When India-Canada relations hit rock bottom in 2023, thousands of Indian students watched their study-abroad dreams crumble. Visa applications stalled, university partnerships froze, and traditional consultants scrambled for answers. But Leverage Edu saw opportunity in the chaos.
The eight-year-old startup didn't just survive the diplomatic fallout - it thrived. While competitors struggled to adapt, Leverage quickly rerouted Indian students from Canada to Germany and simultaneously helped Canadian universities recruit from Nigeria. The strategy essentially salvaged student pipelines in both regions, turning a geopolitical crisis into a growth opportunity.
"Our gap has narrowed with most of our global competitors who were either large listed companies or who had raised some of these mega rounds," founder and CEO Akshay Chaturvedi told TechCrunch.
That agility is paying dividends. The Noida-based startup just closed fiscal 2025 with over ₹1.8 billion (around $20 million) in revenue - double the previous year's ₹900 million. More impressively, it turned profitable for the first time, generating ₹120-130 million ($1.4-1.5 million) after tax in a sector where profitability remains elusive for most players.

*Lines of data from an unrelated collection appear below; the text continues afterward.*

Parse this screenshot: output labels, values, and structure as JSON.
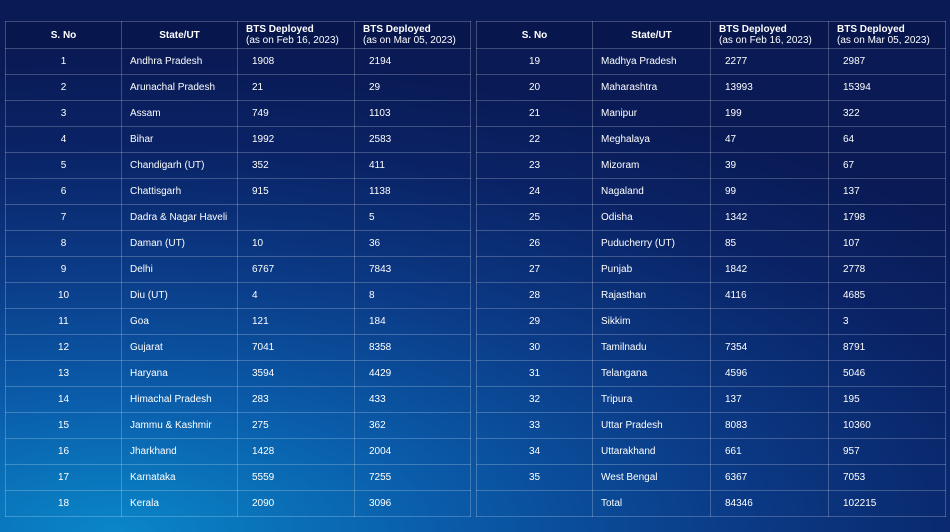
{
  "headers": {
    "sno": "S. No",
    "state": "State/UT",
    "bts1_title": "BTS Deployed",
    "bts1_sub": "(as on Feb 16, 2023)",
    "bts2_title": "BTS Deployed",
    "bts2_sub": "(as on Mar 05, 2023)"
  },
  "left_rows": [
    {
      "sno": "1",
      "state": "Andhra Pradesh",
      "feb": "1908",
      "mar": "2194"
    },
    {
      "sno": "2",
      "state": "Arunachal Pradesh",
      "feb": "21",
      "mar": "29"
    },
    {
      "sno": "3",
      "state": "Assam",
      "feb": "749",
      "mar": "1103"
    },
    {
      "sno": "4",
      "state": "Bihar",
      "feb": "1992",
      "mar": "2583"
    },
    {
      "sno": "5",
      "state": "Chandigarh (UT)",
      "feb": "352",
      "mar": "411"
    },
    {
      "sno": "6",
      "state": "Chattisgarh",
      "feb": "915",
      "mar": "1138"
    },
    {
      "sno": "7",
      "state": "Dadra & Nagar Haveli",
      "feb": "",
      "mar": "5"
    },
    {
      "sno": "8",
      "state": "Daman (UT)",
      "feb": "10",
      "mar": "36"
    },
    {
      "sno": "9",
      "state": "Delhi",
      "feb": "6767",
      "mar": "7843"
    },
    {
      "sno": "10",
      "state": "Diu (UT)",
      "feb": "4",
      "mar": "8"
    },
    {
      "sno": "11",
      "state": "Goa",
      "feb": "121",
      "mar": "184"
    },
    {
      "sno": "12",
      "state": "Gujarat",
      "feb": "7041",
      "mar": "8358"
    },
    {
      "sno": "13",
      "state": "Haryana",
      "feb": "3594",
      "mar": "4429"
    },
    {
      "sno": "14",
      "state": "Himachal Pradesh",
      "feb": "283",
      "mar": "433"
    },
    {
      "sno": "15",
      "state": "Jammu & Kashmir",
      "feb": "275",
      "mar": "362"
    },
    {
      "sno": "16",
      "state": "Jharkhand",
      "feb": "1428",
      "mar": "2004"
    },
    {
      "sno": "17",
      "state": "Karnataka",
      "feb": "5559",
      "mar": "7255"
    },
    {
      "sno": "18",
      "state": "Kerala",
      "feb": "2090",
      "mar": "3096"
    }
  ],
  "right_rows": [
    {
      "sno": "19",
      "state": "Madhya Pradesh",
      "feb": "2277",
      "mar": "2987"
    },
    {
      "sno": "20",
      "state": "Maharashtra",
      "feb": "13993",
      "mar": "15394"
    },
    {
      "sno": "21",
      "state": "Manipur",
      "feb": "199",
      "mar": "322"
    },
    {
      "sno": "22",
      "state": "Meghalaya",
      "feb": "47",
      "mar": "64"
    },
    {
      "sno": "23",
      "state": "Mizoram",
      "feb": "39",
      "mar": "67"
    },
    {
      "sno": "24",
      "state": "Nagaland",
      "feb": "99",
      "mar": "137"
    },
    {
      "sno": "25",
      "state": "Odisha",
      "feb": "1342",
      "mar": "1798"
    },
    {
      "sno": "26",
      "state": "Puducherry (UT)",
      "feb": "85",
      "mar": "107"
    },
    {
      "sno": "27",
      "state": "Punjab",
      "feb": "1842",
      "mar": "2778"
    },
    {
      "sno": "28",
      "state": "Rajasthan",
      "feb": "4116",
      "mar": "4685"
    },
    {
      "sno": "29",
      "state": "Sikkim",
      "feb": "",
      "mar": "3"
    },
    {
      "sno": "30",
      "state": "Tamilnadu",
      "feb": "7354",
      "mar": "8791"
    },
    {
      "sno": "31",
      "state": "Telangana",
      "feb": "4596",
      "mar": "5046"
    },
    {
      "sno": "32",
      "state": "Tripura",
      "feb": "137",
      "mar": "195"
    },
    {
      "sno": "33",
      "state": "Uttar Pradesh",
      "feb": "8083",
      "mar": "10360"
    },
    {
      "sno": "34",
      "state": "Uttarakhand",
      "feb": "661",
      "mar": "957"
    },
    {
      "sno": "35",
      "state": "West Bengal",
      "feb": "6367",
      "mar": "7053"
    },
    {
      "sno": "",
      "state": "Total",
      "feb": "84346",
      "mar": "102215"
    }
  ]
}
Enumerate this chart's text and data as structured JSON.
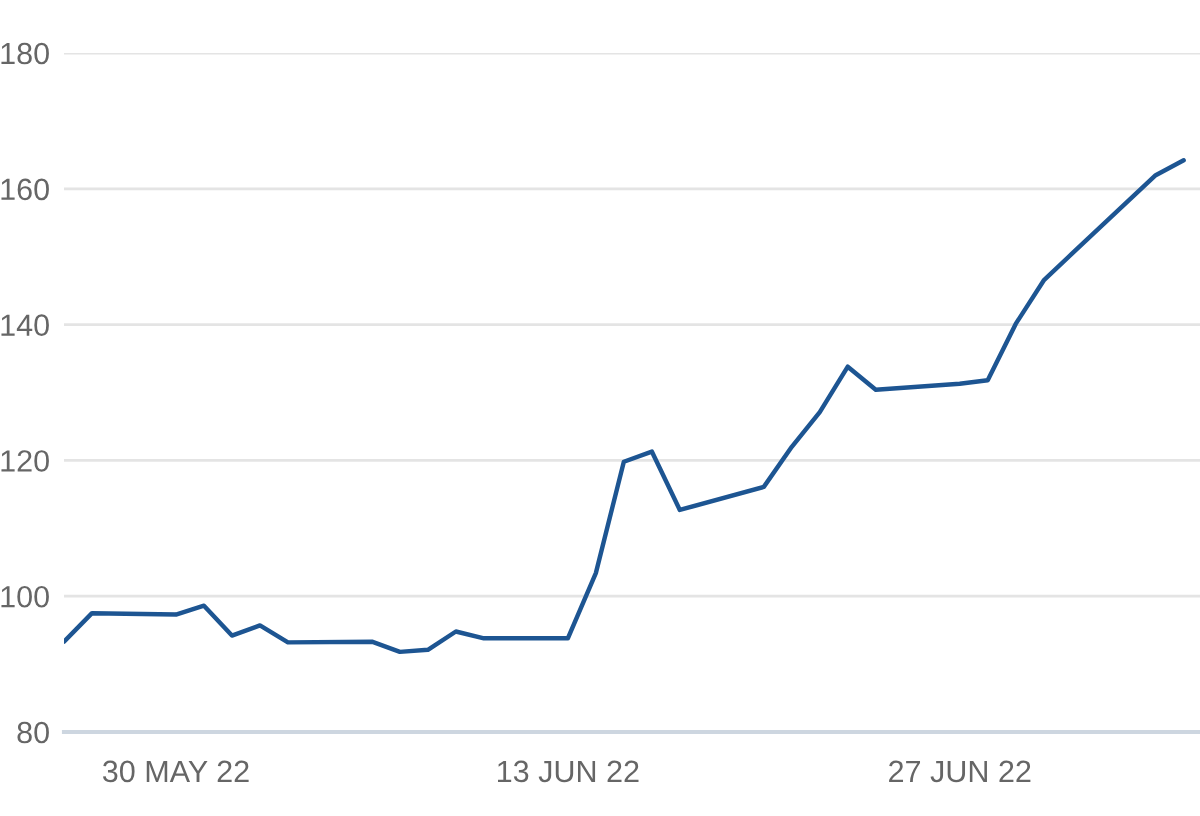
{
  "chart_data": {
    "type": "line",
    "x": [
      "2022-05-26",
      "2022-05-27",
      "2022-05-30",
      "2022-05-31",
      "2022-06-01",
      "2022-06-02",
      "2022-06-03",
      "2022-06-06",
      "2022-06-07",
      "2022-06-08",
      "2022-06-09",
      "2022-06-10",
      "2022-06-13",
      "2022-06-14",
      "2022-06-15",
      "2022-06-16",
      "2022-06-17",
      "2022-06-20",
      "2022-06-21",
      "2022-06-22",
      "2022-06-23",
      "2022-06-24",
      "2022-06-27",
      "2022-06-28",
      "2022-06-29",
      "2022-06-30",
      "2022-07-01",
      "2022-07-04",
      "2022-07-05"
    ],
    "series": [
      {
        "color": "#1d5592",
        "values": [
          93.3,
          97.5,
          97.3,
          98.6,
          94.2,
          95.7,
          93.2,
          93.3,
          91.8,
          92.1,
          94.8,
          93.8,
          93.8,
          103.4,
          119.8,
          121.3,
          112.7,
          116.1,
          122.0,
          127.1,
          133.8,
          130.4,
          131.3,
          131.8,
          140.1,
          146.5,
          150.4,
          162.0,
          164.2
        ]
      }
    ],
    "xlim": [
      "2022-05-26",
      "2022-07-05T14:00"
    ],
    "xticks": [
      {
        "value": "2022-05-30",
        "label": "30 MAY 22"
      },
      {
        "value": "2022-06-13",
        "label": "13 JUN 22"
      },
      {
        "value": "2022-06-27",
        "label": "27 JUN 22"
      }
    ],
    "ylim": [
      80,
      180
    ],
    "yticks": [
      80,
      100,
      120,
      140,
      160,
      180
    ],
    "grid": "y",
    "marker": "none",
    "line_style": "solid"
  }
}
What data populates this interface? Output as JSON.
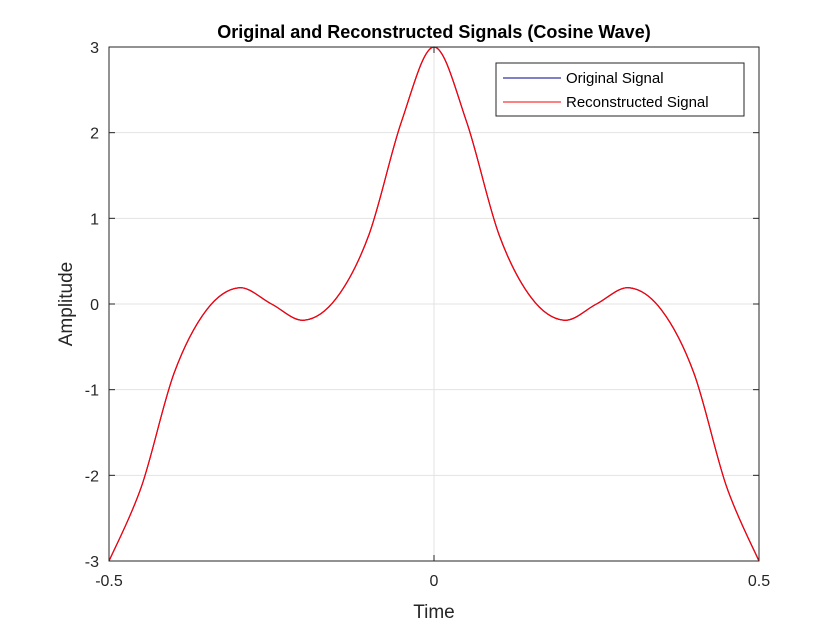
{
  "chart_data": {
    "type": "line",
    "title": "Original and Reconstructed Signals (Cosine Wave)",
    "xlabel": "Time",
    "ylabel": "Amplitude",
    "xlim": [
      -0.5,
      0.5
    ],
    "ylim": [
      -3,
      3
    ],
    "xticks": [
      -0.5,
      0,
      0.5
    ],
    "xtick_labels": [
      "-0.5",
      "0",
      "0.5"
    ],
    "yticks": [
      -3,
      -2,
      -1,
      0,
      1,
      2,
      3
    ],
    "ytick_labels": [
      "-3",
      "-2",
      "-1",
      "0",
      "1",
      "2",
      "3"
    ],
    "grid": true,
    "legend_position": "top-right",
    "x": [
      -0.5,
      -0.45,
      -0.4,
      -0.35,
      -0.3,
      -0.25,
      -0.2,
      -0.15,
      -0.1,
      -0.05,
      0,
      0.05,
      0.1,
      0.15,
      0.2,
      0.25,
      0.3,
      0.35,
      0.4,
      0.45,
      0.5
    ],
    "series": [
      {
        "name": "Original Signal",
        "color": "#00008b",
        "values": [
          -3,
          -2.13,
          -0.81,
          -0.07,
          0.19,
          0.0,
          -0.19,
          0.07,
          0.81,
          2.13,
          3,
          2.13,
          0.81,
          0.07,
          -0.19,
          0.0,
          0.19,
          -0.07,
          -0.81,
          -2.13,
          -3
        ]
      },
      {
        "name": "Reconstructed Signal",
        "color": "#ff0000",
        "values": [
          -3,
          -2.13,
          -0.81,
          -0.07,
          0.19,
          0.0,
          -0.19,
          0.07,
          0.81,
          2.13,
          3,
          2.13,
          0.81,
          0.07,
          -0.19,
          0.0,
          0.19,
          -0.07,
          -0.81,
          -2.13,
          -3
        ]
      }
    ]
  }
}
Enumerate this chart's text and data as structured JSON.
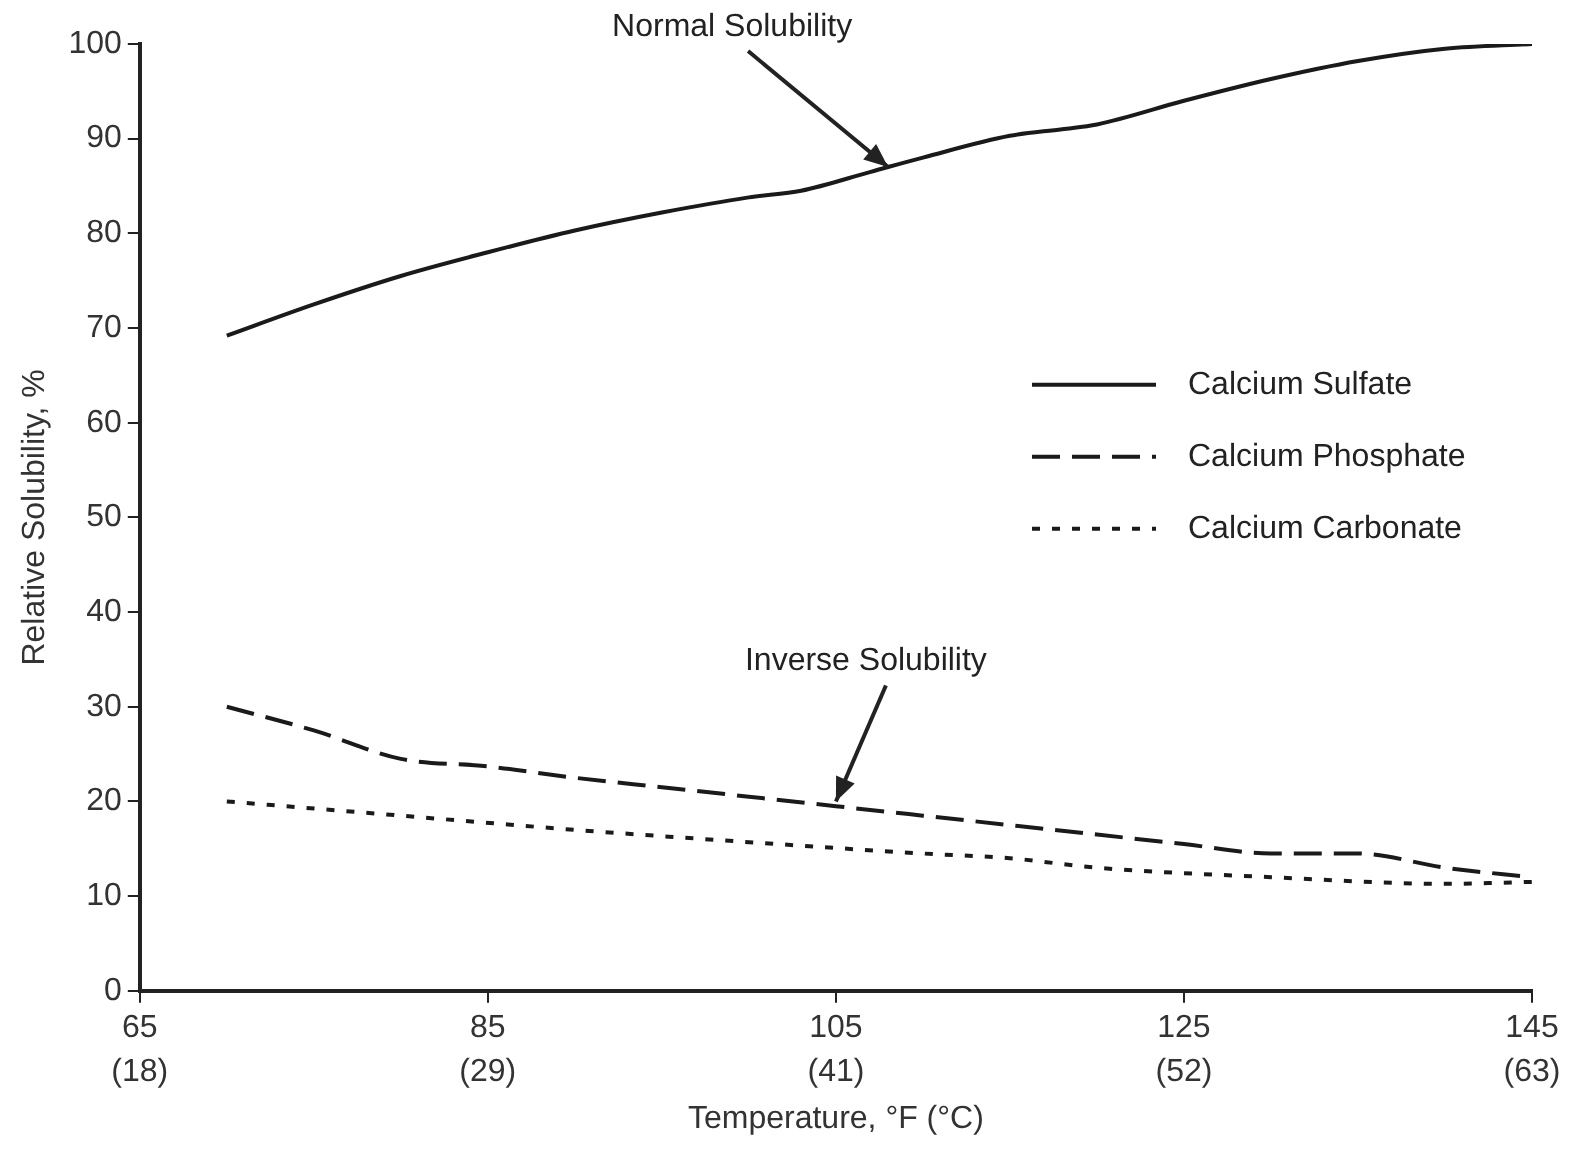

The turnaround represents a stunning 256% swing from fiscal 2025's ₹800 million loss. Between April and September alone, Leverage generated over ₹2 billion ($23 million) and projects hitting ₹3.7-3.8 billion ($45 million) by year-end.
Leverage's secret sauce lies in geographic diversification. The startup now operates across 16 source countries, placing over 10,000 students annually into universities across 11 destinations - up from just 1,500 placements a few years ago. That growth comes with impressive unit economics: 60% of student acquisitions cost zero in customer acquisition spend, according to Chaturvedi.
The company's expansion accelerated dramatically in recent months, adding Saudi Arabia, Egypt, Vietnam, and Malaysia to its roster. These emerging markets represent untapped demand pools where students seek international education but lack structured admissions support.